Reviews

High Society

As a movie, High Society was a thief that stole its class. It’s not the familiar MGM polish that’s kept the memory alive, it’s the glittering cast (Crosby, Kelly, Sinatra) plus a small handful of great Cole Porter numbers. So when Arthur Kopit, the playwright of Indians and book writer of Nine, was hired to craft a full-on stage musical from such thin material – itself a flat retread of The Philadephia Story – he had a job on his hands.

Kopit’s answer was to throw songs at it. Heaven knows, the Porter back catalogue is rich in forgotten gems, and a fair few of these turn up in the stage show. Happily it kind of works, as the limp plot now merely serves to link up the numbers.

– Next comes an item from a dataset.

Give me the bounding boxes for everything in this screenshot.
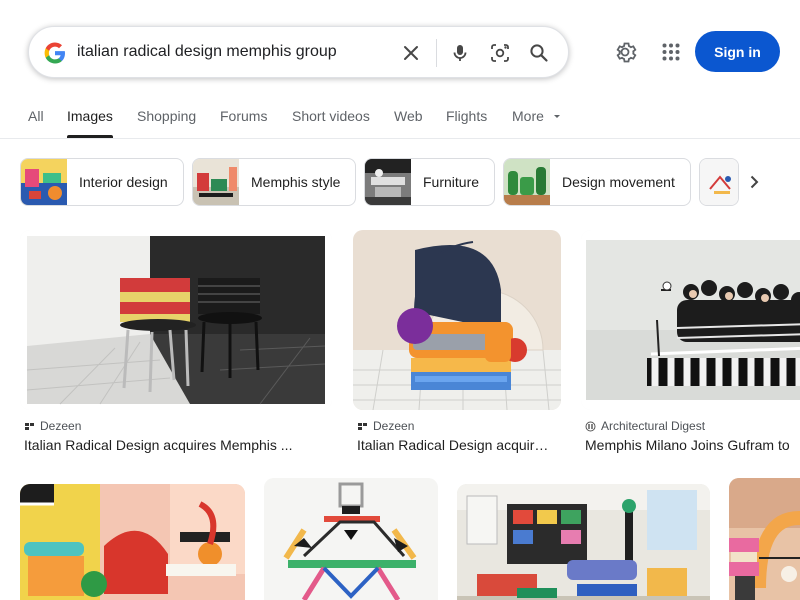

Director John Plews has had the bold idea of transposing the action to a privileged England. That kind of works too: the True Love is now moored on the Solent, the wannabe millionaires are US interlopers and the British class system rules the roost. It all fits together nicely, although problems lurk beneath.

The romantic shenanigans of society princess Tracy with her ex, Dexter, her soon-to-be second husband George and her sudden squeeze Mike have a sophisticated insouciance when played out in cool America, but this anglicised version takes us to Sandy Wilson country. When lecherous Uncle Willie addresses “I’m Getting Myself Ready for You” to young Liz (an excellent Hayley Emma Otway), The Boy Friend’s Lord Brockhurst is practically in the room.

The orchestrations detract further from the show’s idiom. The instrumental sound is too modern and it drowns the singers. Electric guitars may be swelegant but they’re certainly not elegant, and MD Tom Kelly’s frenetic tempi don’t help.

This fringe production is astonishingly stylish in other ways, though. An outstanding ensemble (Nicola Martin, Brendan Matthew, Adam Pritchard and Yasmin Wakefield) sing, dance, change props and steal scenes with Broadway aplomb. Lee Proud’s choreography is a tight delight and Fi Russell’s scrim set allows for several neat ‘gauze’ moments.

Kirby Hughes is an oddly kooky Tracy, but she overacts with panache and makes an interesting counterpart to Peter Kenworthy’s low-key Dexter. Elsewhere in the cast some less convincing performers have wrongly decided that more is more, but these do not include Jessica Bastick-Vines who gets away with murder as Tracy’s brattish sister. The star turn, though, comes from Brendan Cull in the Sinatra role. He is constantly, sardonically alive, even in his silences.

This is a production that reaches heroically beyond its grasp and, for the most part, gets there. At times it’s hard to remember we’re sitting in a room above a pub.